You’ve been telling stories since you first learned how to talk. Stories are how we make sense of the world and the events around us. Everyone is accustomed to listening to stories, including judges, juries, and prosecutors. Instead of remembering unconnected and seemingly random vignettes of information, a story allows us to synthesize the information in compelling and memorable manner. Doesn’t it make sense to share your defense like it was a story?

Approaches to telling your story

It’s important to keep in mind that telling a story is not making things up. Testimony, evidence, and reasonable inferences from the facts (or lack of facts!) should always make up the foundation of your story. That said, points of view can differ. The prosecutor’s version of the “truth” may look much different than the one presented by your defense attorney. Your lawyer should explain the facts in the best possible light to help your case.

So why is the story method of defense so effective?  What do all great stories have in common?

  • They capture and hold our attention.
  • They cause us to become emotionally involved in the story.
  • They evoke our empathetic investment into sympathetic characters we can identify with.
  • They cause us to care about the conclusion of a preordained outcome, oftentimes completely fictitious.
  • They completely engage our senses.
  • They keep moving forward at a fast pace.
  • They engage our thoughts.

They accomplish everything we would want to accomplish with a jury or a judge!

We may think that great stories begin and end with nothing more than unbridled creativity. While creativity is certainly important, it’s not the foundation of a great story. The foundation for all great stories involves the exact same elements. Think of these common elements like a skeleton. They all must have the same bones and structure or else there will be problems. Creativity is the flesh and outward beauty of the story beyond the common structure. But you can have all the beauty imparted by unbridled creativity, but it will still be ugly if the skeleton is misshapen, misconnected, or unrecognizable.

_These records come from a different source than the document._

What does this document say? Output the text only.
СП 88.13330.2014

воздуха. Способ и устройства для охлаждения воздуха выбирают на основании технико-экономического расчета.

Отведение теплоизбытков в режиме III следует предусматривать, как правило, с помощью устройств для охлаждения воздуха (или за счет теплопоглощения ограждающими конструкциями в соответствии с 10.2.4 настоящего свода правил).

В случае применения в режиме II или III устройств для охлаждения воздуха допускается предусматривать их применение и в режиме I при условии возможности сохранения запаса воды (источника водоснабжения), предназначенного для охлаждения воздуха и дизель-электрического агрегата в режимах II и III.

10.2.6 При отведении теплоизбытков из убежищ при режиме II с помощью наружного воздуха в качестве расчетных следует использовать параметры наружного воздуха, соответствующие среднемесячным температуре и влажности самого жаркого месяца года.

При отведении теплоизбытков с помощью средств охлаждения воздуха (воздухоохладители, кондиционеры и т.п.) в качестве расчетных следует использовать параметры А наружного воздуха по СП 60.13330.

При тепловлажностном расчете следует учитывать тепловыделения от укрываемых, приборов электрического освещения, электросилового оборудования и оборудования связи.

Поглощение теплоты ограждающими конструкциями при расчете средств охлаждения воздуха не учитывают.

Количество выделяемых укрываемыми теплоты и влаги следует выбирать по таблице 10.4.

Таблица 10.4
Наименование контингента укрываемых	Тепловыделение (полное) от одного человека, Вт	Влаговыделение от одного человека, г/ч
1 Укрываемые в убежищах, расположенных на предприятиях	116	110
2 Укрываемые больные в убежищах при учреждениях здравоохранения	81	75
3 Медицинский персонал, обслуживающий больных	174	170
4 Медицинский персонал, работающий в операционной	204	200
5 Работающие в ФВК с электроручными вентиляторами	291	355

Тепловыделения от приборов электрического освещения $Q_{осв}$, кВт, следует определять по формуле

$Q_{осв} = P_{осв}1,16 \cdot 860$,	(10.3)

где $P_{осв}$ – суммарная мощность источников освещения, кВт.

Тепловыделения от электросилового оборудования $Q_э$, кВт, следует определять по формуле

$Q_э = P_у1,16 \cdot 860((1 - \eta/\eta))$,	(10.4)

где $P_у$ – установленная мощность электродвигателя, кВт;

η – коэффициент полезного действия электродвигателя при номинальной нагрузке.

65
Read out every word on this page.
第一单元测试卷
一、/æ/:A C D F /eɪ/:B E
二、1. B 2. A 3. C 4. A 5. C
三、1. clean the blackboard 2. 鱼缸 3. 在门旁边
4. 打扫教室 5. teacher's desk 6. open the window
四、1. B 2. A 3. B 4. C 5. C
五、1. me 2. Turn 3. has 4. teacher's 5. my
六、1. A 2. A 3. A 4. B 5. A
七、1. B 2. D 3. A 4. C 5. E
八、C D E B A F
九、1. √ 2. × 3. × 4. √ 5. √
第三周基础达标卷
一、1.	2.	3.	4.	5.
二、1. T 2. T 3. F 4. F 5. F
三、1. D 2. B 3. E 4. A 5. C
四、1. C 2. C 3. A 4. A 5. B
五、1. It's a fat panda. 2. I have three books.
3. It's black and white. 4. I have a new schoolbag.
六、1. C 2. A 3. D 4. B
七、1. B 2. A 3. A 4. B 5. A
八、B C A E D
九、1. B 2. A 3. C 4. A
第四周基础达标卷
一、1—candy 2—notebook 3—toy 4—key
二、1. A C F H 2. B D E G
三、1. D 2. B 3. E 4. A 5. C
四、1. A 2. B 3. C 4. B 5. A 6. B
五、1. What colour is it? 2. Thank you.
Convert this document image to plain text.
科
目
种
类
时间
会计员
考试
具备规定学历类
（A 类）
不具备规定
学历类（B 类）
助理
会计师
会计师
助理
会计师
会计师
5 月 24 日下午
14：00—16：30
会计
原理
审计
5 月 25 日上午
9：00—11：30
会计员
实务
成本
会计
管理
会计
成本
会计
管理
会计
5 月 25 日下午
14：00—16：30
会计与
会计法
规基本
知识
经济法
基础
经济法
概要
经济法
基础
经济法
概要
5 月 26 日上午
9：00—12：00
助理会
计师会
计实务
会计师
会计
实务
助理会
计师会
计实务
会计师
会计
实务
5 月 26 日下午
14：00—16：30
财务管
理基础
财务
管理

All great stories have the same elements in common:

  • They all follow a three-act (actually four) structure.
  • They all feature a hero and a villain.
  • The Hero is sympathetic.
  • The Villain is bad. Really
  • They all feature a thematic question pondered by the Hero and a thematic argument offered by the Villain.
  • The Hero follows a path through four different archetypes (Orphan, Wanderer, Warrior, and Martyr) that corresponds with each act.
  • The same eight supporting roles are always present: Hero, Villain, Protector, Deflector, Believer, Doubter, Thinker, and Feeler.
  • There is an innocent “stakes” character who is in great peril. A peril that is ultimately dependent upon the Hero’s success.

Throughout my career I have worked to perfect this method of storytelling through countless hours of research, the experience afforded by well over 100 jury trials, and teaching these methods to other lawyers in legal seminars. I have learned unequivocally when a great defense story can be extracted through the trial process of jury selection, opening statements, cross-examination (by far the most important skill your lawyer needs to possess), and closing arguments, the prospects of victory are almost a certainty.

However, when the common elements of a great trial story are absent, your lawyer should be able to spot this deficiency and seamlessly move on to a different kind of story: a story of mitigation, or a story supporting a legal excuse or technical defense.

One thing is clear. Storytelling is the most vital and foundational part of any effective defense.